A scout is forced to climb over the rubble, trying to line up shots for the grenadier. The scorpions, meanwhile, keep trying to assault the MKIV to no avail, and then scurry back into the rubble for cover.
The Martians are tightening the noose... this is the beginning of turn 3 I believe.
That lone infantry stand makes a desperate (and ineffectual) assault on the sniper drones on their way into the warehouse.
Meanwhile rough riders manage to immobilize the black dust tripod that is wading down the central avenue. The MKIV turns its turret to the rear to take advantage of the bonus to hit that tripod. Uh oh, the humans are learning to concentrate their fire.
Damage is done, the locomotion systems are damaged but not much else. Good thing that the tripod is already where I want it. Unfortunately, it means the scout behind it is going to be harder to bring into the fight.
Jamie uses his orders to bring in some MKIIIs. They come in, but can't shoot this round. Too bad, as there are plenty of targets requiring their attention.
The minelayer dropped a mine, which I promptly forgot and walked right into. Thankfully, just an armor off. Sadly for the humans, they only had time to drop one before the layer was destroyed.
The tank company is doing everything it can to prevent the Martians from moving down that avenue. The MKIV turns its attention to the green gas tripod with the attached snipers.
The other black dust tripod is immobilized.
But on the Martian turn, the MKIV is finally destroyed, along with most of the surviving tanks. The main human force has collapsed. All of the approaches to Old Glory are in Martian tentacles.
Things look dire for the humans, but I'm not allowing myself to feel too cocky. That would be irrational and weak - almost like a human! Things looked pretty similar in the last playthrough, and the humans managed to win that one. Maybe Jamie could turn it around...
With dust, gas and shock drones making it to Old Glory, it seems less likely however. There are few humans left, the Martians have an excellent position with their special, cover-ignoring weapons, and the Americans still yet to take down any Tripods.
Fire from within the church takes down the slaver. Jamie was relieved - at this point it had been his main priority to prevent me from achieving a crushing victory (no Tripod casualties), and that is no longer a possibility.
Another Tripod down!
That last damned infantry stand has proved very hard to kill, moving through the ruins and dodging gas attacks. Hold still, squishy humans...
Green gas finishes off a mortar unit. Good thing too - my remaining slaver was damaged, and can't move effectively and those scorpions are at the edge of its range.
A unit of courageous rough riders has survived, and tries to harass the Martian rear. Ineffectively.
Scorpion drones find that the lone infantry stand remains in range of the slaver, they rush in, scrambling up the walls and slaughtering the remaining men.
Only a partial rough rider unit has survived to reach turn 4, and it does so significantly out of position of old glory. Remember, Jamie can still win this if those rough riders (with significant cover bonuses) manage to be within 12" of Old Glory at the end of the game (turn 6 or 7).

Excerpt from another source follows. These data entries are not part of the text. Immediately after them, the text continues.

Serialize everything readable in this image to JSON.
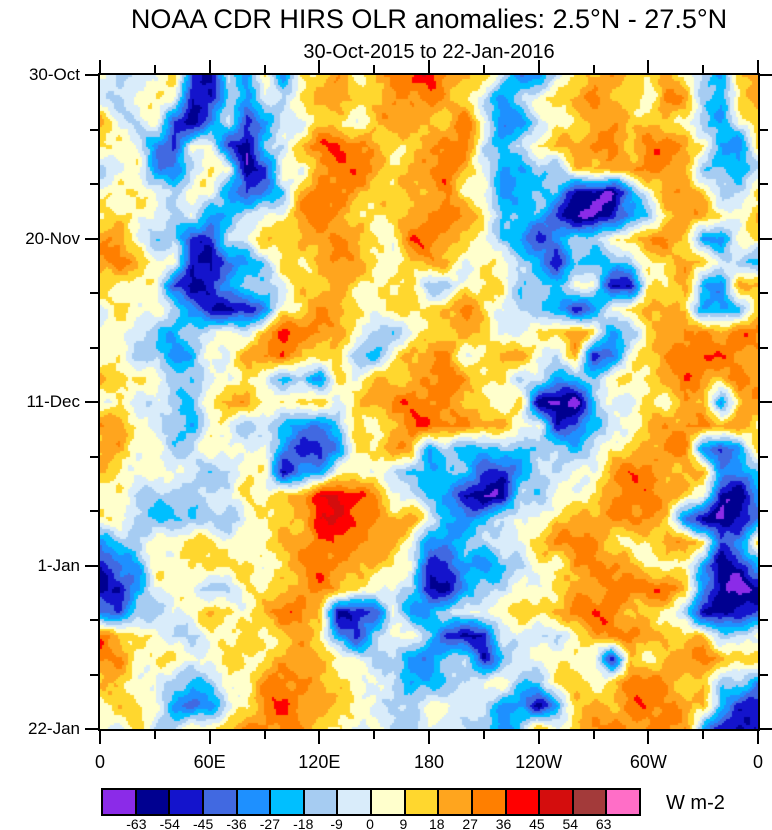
{
  "title": "NOAA CDR HIRS OLR anomalies: 2.5°N - 27.5°N",
  "subtitle": "30-Oct-2015 to 22-Jan-2016",
  "chart_data": {
    "type": "heatmap",
    "title": "NOAA CDR HIRS OLR anomalies: 2.5°N - 27.5°N",
    "subtitle": "30-Oct-2015 to 22-Jan-2016",
    "xlabel": "",
    "ylabel": "",
    "x_axis": {
      "kind": "longitude",
      "range_deg": [
        0,
        360
      ],
      "major": [
        {
          "deg": 0,
          "label": "0"
        },
        {
          "deg": 60,
          "label": "60E"
        },
        {
          "deg": 120,
          "label": "120E"
        },
        {
          "deg": 180,
          "label": "180"
        },
        {
          "deg": 240,
          "label": "120W"
        },
        {
          "deg": 300,
          "label": "60W"
        },
        {
          "deg": 360,
          "label": "0"
        }
      ],
      "minor_deg": [
        30,
        90,
        150,
        210,
        270,
        330
      ]
    },
    "y_axis": {
      "kind": "time",
      "start": "30-Oct-2015",
      "end": "22-Jan-2016",
      "range_days": [
        0,
        84
      ],
      "major": [
        {
          "day": 0,
          "label": "30-Oct"
        },
        {
          "day": 21,
          "label": "20-Nov"
        },
        {
          "day": 42,
          "label": "11-Dec"
        },
        {
          "day": 63,
          "label": "1-Jan"
        },
        {
          "day": 84,
          "label": "22-Jan"
        }
      ],
      "minor_days": [
        7,
        14,
        28,
        35,
        49,
        56,
        70,
        77
      ]
    },
    "colorbar": {
      "units": "W m-2",
      "boundaries": [
        -63,
        -54,
        -45,
        -36,
        -27,
        -18,
        -9,
        0,
        9,
        18,
        27,
        36,
        45,
        54,
        63
      ],
      "colors": [
        "#8B2BE8",
        "#000090",
        "#1414CC",
        "#4169E1",
        "#1E90FF",
        "#00BFFF",
        "#A6CCF2",
        "#D9ECFA",
        "#FFFFCC",
        "#FFD72E",
        "#FFA51E",
        "#FF7F00",
        "#FF0000",
        "#D40D0D",
        "#A33A3A",
        "#FF6EC7"
      ]
    },
    "grid": {
      "lon_start_deg": 0,
      "lon_step_deg": 10,
      "day_start": 0,
      "day_step": 3,
      "units": "W m-2",
      "values": [
        [
          -4,
          -13,
          -4,
          4,
          13,
          -49,
          -58,
          -4,
          -31,
          4,
          -31,
          13,
          13,
          22,
          4,
          22,
          31,
          31,
          40,
          31,
          22,
          13,
          -13,
          -31,
          -31,
          -4,
          4,
          22,
          31,
          13,
          4,
          22,
          13,
          -13,
          -31,
          13,
          31
        ],
        [
          -4,
          -13,
          4,
          4,
          4,
          -58,
          -49,
          -13,
          -31,
          4,
          -13,
          13,
          22,
          22,
          13,
          13,
          22,
          31,
          31,
          22,
          13,
          -13,
          -31,
          -13,
          4,
          13,
          22,
          31,
          22,
          13,
          4,
          31,
          22,
          -13,
          -31,
          13,
          22
        ],
        [
          22,
          4,
          -13,
          4,
          -49,
          -58,
          -31,
          -13,
          -49,
          -31,
          4,
          -13,
          13,
          13,
          4,
          13,
          22,
          22,
          22,
          13,
          31,
          4,
          -31,
          -31,
          -13,
          4,
          13,
          22,
          22,
          13,
          22,
          13,
          4,
          -22,
          -22,
          4,
          13
        ],
        [
          13,
          4,
          -4,
          -31,
          -49,
          4,
          4,
          -49,
          -58,
          -13,
          -13,
          22,
          31,
          40,
          31,
          22,
          13,
          13,
          22,
          31,
          31,
          -13,
          -22,
          -13,
          13,
          22,
          22,
          31,
          31,
          13,
          31,
          31,
          22,
          13,
          -31,
          -31,
          13
        ],
        [
          -13,
          -4,
          4,
          -31,
          -31,
          -13,
          4,
          4,
          -58,
          -49,
          4,
          -4,
          31,
          31,
          31,
          22,
          13,
          22,
          22,
          31,
          22,
          4,
          -31,
          -31,
          -13,
          -13,
          13,
          13,
          22,
          31,
          31,
          22,
          22,
          -13,
          -13,
          -31,
          -13
        ],
        [
          4,
          13,
          13,
          -4,
          -13,
          4,
          4,
          -31,
          -49,
          -31,
          -13,
          22,
          31,
          31,
          22,
          13,
          4,
          22,
          22,
          31,
          4,
          4,
          -31,
          -22,
          -22,
          -22,
          -58,
          -58,
          -67,
          -31,
          4,
          31,
          22,
          13,
          -13,
          -13,
          13
        ],
        [
          13,
          13,
          4,
          -4,
          -13,
          4,
          -31,
          -31,
          -4,
          4,
          4,
          22,
          31,
          31,
          13,
          4,
          13,
          22,
          31,
          31,
          22,
          13,
          -13,
          -22,
          -22,
          -49,
          -58,
          -67,
          -58,
          -31,
          -13,
          13,
          22,
          22,
          13,
          4,
          13
        ],
        [
          22,
          22,
          4,
          -13,
          -13,
          -49,
          -49,
          -4,
          -4,
          13,
          13,
          22,
          22,
          31,
          22,
          13,
          4,
          31,
          31,
          22,
          13,
          4,
          -22,
          -22,
          -49,
          -31,
          -13,
          -13,
          4,
          13,
          22,
          31,
          22,
          -31,
          -31,
          4,
          13
        ],
        [
          22,
          31,
          22,
          4,
          4,
          -58,
          -58,
          -31,
          -31,
          -13,
          13,
          13,
          22,
          22,
          22,
          13,
          4,
          13,
          22,
          22,
          4,
          4,
          4,
          -13,
          -22,
          -58,
          -22,
          -22,
          -13,
          -13,
          4,
          13,
          22,
          22,
          -13,
          -13,
          -22
        ],
        [
          13,
          13,
          4,
          4,
          -49,
          -58,
          -49,
          -31,
          -13,
          -13,
          4,
          13,
          13,
          22,
          13,
          4,
          4,
          13,
          -13,
          -13,
          4,
          13,
          13,
          -13,
          -22,
          -22,
          4,
          4,
          -58,
          -58,
          13,
          13,
          22,
          -31,
          -31,
          22,
          22
        ],
        [
          -4,
          13,
          4,
          4,
          -13,
          -31,
          -49,
          -58,
          -58,
          -31,
          4,
          13,
          22,
          22,
          13,
          4,
          13,
          13,
          13,
          22,
          31,
          4,
          4,
          -13,
          -13,
          -31,
          -49,
          -31,
          4,
          4,
          22,
          22,
          13,
          -31,
          -31,
          -13,
          13
        ],
        [
          4,
          4,
          -13,
          -13,
          -22,
          -13,
          -4,
          4,
          4,
          13,
          40,
          31,
          31,
          22,
          4,
          -13,
          -13,
          4,
          4,
          13,
          22,
          22,
          -13,
          -4,
          13,
          22,
          22,
          13,
          -31,
          -13,
          13,
          13,
          31,
          31,
          22,
          31,
          31
        ],
        [
          4,
          4,
          -13,
          -13,
          -31,
          -31,
          4,
          4,
          22,
          31,
          31,
          22,
          13,
          13,
          -22,
          -22,
          4,
          22,
          22,
          31,
          4,
          4,
          22,
          22,
          4,
          -13,
          22,
          -58,
          -31,
          4,
          13,
          31,
          31,
          40,
          31,
          22,
          22
        ],
        [
          22,
          22,
          4,
          4,
          -13,
          -13,
          -4,
          -4,
          13,
          4,
          -22,
          -22,
          -31,
          13,
          4,
          13,
          13,
          22,
          31,
          31,
          22,
          13,
          13,
          -13,
          -13,
          -22,
          -22,
          -13,
          4,
          13,
          13,
          22,
          31,
          22,
          22,
          31,
          22
        ],
        [
          4,
          4,
          -4,
          -4,
          -13,
          -13,
          4,
          22,
          22,
          4,
          4,
          13,
          13,
          4,
          13,
          22,
          31,
          31,
          31,
          22,
          13,
          13,
          4,
          13,
          -58,
          -67,
          -67,
          -22,
          -4,
          -4,
          13,
          4,
          22,
          22,
          -31,
          22,
          22
        ],
        [
          22,
          22,
          4,
          4,
          -13,
          -31,
          4,
          4,
          -13,
          -13,
          -22,
          -31,
          -31,
          -22,
          13,
          4,
          22,
          31,
          31,
          31,
          31,
          22,
          13,
          4,
          4,
          -49,
          -49,
          -22,
          -4,
          4,
          13,
          22,
          31,
          31,
          22,
          22,
          13
        ],
        [
          22,
          22,
          4,
          4,
          -13,
          -13,
          4,
          4,
          -4,
          4,
          -31,
          -49,
          -49,
          -31,
          4,
          13,
          22,
          22,
          -31,
          -13,
          -22,
          -22,
          -13,
          -22,
          -13,
          -13,
          -22,
          -13,
          13,
          13,
          22,
          31,
          31,
          -31,
          -49,
          -31,
          13
        ],
        [
          13,
          13,
          4,
          4,
          -4,
          -4,
          -13,
          -13,
          4,
          4,
          -49,
          -31,
          -31,
          4,
          13,
          4,
          -13,
          -22,
          -22,
          -13,
          -22,
          -49,
          -49,
          -22,
          -13,
          -13,
          4,
          4,
          22,
          31,
          31,
          22,
          22,
          13,
          -31,
          -31,
          -13
        ],
        [
          4,
          4,
          -13,
          -13,
          -13,
          -13,
          -4,
          -4,
          13,
          4,
          13,
          22,
          40,
          49,
          40,
          31,
          4,
          -4,
          -22,
          -31,
          -58,
          -67,
          -58,
          -13,
          -13,
          4,
          4,
          13,
          22,
          31,
          31,
          22,
          13,
          4,
          -58,
          -58,
          -31
        ],
        [
          4,
          4,
          -13,
          -13,
          -22,
          -22,
          -13,
          -13,
          4,
          4,
          13,
          22,
          49,
          40,
          31,
          31,
          22,
          22,
          -4,
          -22,
          -31,
          -22,
          -13,
          4,
          4,
          13,
          13,
          22,
          31,
          31,
          22,
          13,
          -31,
          -58,
          -67,
          -58,
          -31
        ],
        [
          -31,
          -13,
          -13,
          4,
          4,
          13,
          13,
          4,
          4,
          13,
          22,
          22,
          31,
          31,
          31,
          22,
          22,
          4,
          -31,
          -31,
          -13,
          -13,
          -4,
          -4,
          13,
          31,
          31,
          31,
          13,
          4,
          13,
          22,
          22,
          13,
          -49,
          -31,
          13
        ],
        [
          -49,
          -31,
          -31,
          4,
          4,
          13,
          13,
          4,
          13,
          4,
          13,
          22,
          31,
          31,
          22,
          13,
          4,
          4,
          -49,
          -49,
          -31,
          -31,
          -13,
          -13,
          4,
          4,
          31,
          31,
          22,
          22,
          13,
          4,
          4,
          -31,
          -58,
          -49,
          -31
        ],
        [
          -58,
          -58,
          -31,
          4,
          4,
          4,
          -13,
          -13,
          13,
          4,
          13,
          22,
          31,
          22,
          13,
          4,
          4,
          -13,
          -58,
          -58,
          -31,
          -13,
          -13,
          4,
          4,
          13,
          22,
          22,
          31,
          31,
          31,
          31,
          22,
          -31,
          -58,
          -67,
          -58
        ],
        [
          -31,
          -49,
          -13,
          -13,
          4,
          4,
          13,
          13,
          4,
          22,
          31,
          31,
          22,
          -58,
          -58,
          -49,
          4,
          -31,
          -31,
          -13,
          4,
          4,
          4,
          13,
          13,
          22,
          31,
          31,
          31,
          22,
          13,
          4,
          -13,
          -49,
          -58,
          -58,
          -49
        ],
        [
          31,
          22,
          13,
          4,
          -13,
          -13,
          4,
          4,
          13,
          4,
          22,
          22,
          13,
          -31,
          -49,
          -13,
          -4,
          4,
          -13,
          -49,
          -58,
          -49,
          -4,
          4,
          -13,
          -13,
          4,
          22,
          31,
          31,
          22,
          22,
          13,
          13,
          -13,
          -13,
          4
        ],
        [
          31,
          31,
          4,
          4,
          13,
          4,
          4,
          13,
          4,
          13,
          22,
          22,
          13,
          13,
          4,
          -13,
          -13,
          -31,
          -31,
          -13,
          -13,
          -58,
          -13,
          -4,
          4,
          4,
          13,
          4,
          -58,
          13,
          4,
          22,
          22,
          31,
          22,
          22,
          13
        ],
        [
          13,
          13,
          4,
          4,
          -13,
          -22,
          -13,
          4,
          4,
          22,
          31,
          31,
          22,
          13,
          4,
          4,
          -4,
          -31,
          -31,
          -13,
          -13,
          4,
          4,
          -13,
          -13,
          13,
          13,
          4,
          13,
          31,
          31,
          22,
          22,
          13,
          -13,
          -13,
          -31
        ],
        [
          4,
          13,
          13,
          4,
          -31,
          -49,
          -31,
          4,
          4,
          31,
          40,
          31,
          22,
          13,
          4,
          4,
          -13,
          -13,
          4,
          4,
          4,
          -13,
          -31,
          -31,
          -58,
          -31,
          13,
          22,
          22,
          31,
          31,
          31,
          22,
          22,
          -31,
          -49,
          -49
        ],
        [
          4,
          4,
          13,
          -13,
          -13,
          13,
          4,
          13,
          31,
          31,
          31,
          22,
          13,
          4,
          4,
          -4,
          -13,
          -13,
          4,
          -4,
          -13,
          -13,
          -31,
          -13,
          13,
          4,
          13,
          31,
          31,
          22,
          31,
          31,
          22,
          -31,
          -49,
          -58,
          -49
        ]
      ]
    }
  }
}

The fast little buggers dart around and the Martians give chase. Rough riders are really difficult to hit in good cover, and they survive into round 5. The ruins they're in are outside of the 12" needed to win, but if they can cross into the building across from it, which is easily within their 10" movement, the Americans can still eek out a win.
Not going to let that happen, are we boys?
The Martians move in and wall off any possibility of a human victory. The rough riders literally can't find a clear path, even if there had been a commander left to issue a move order. Green gas is dropped on the trapped unit just as the scorpion drones charge. A Martian victory!
As my wife would say of course it was a Martian Victory. They are simply superior.
The scenario seems well balanced, and it was definitely challenging on both sides. Both sides require a solid strategy and disciplined play to win. Jamie and I agree - this is the best AQ scenario we've played. He already wants to replay it.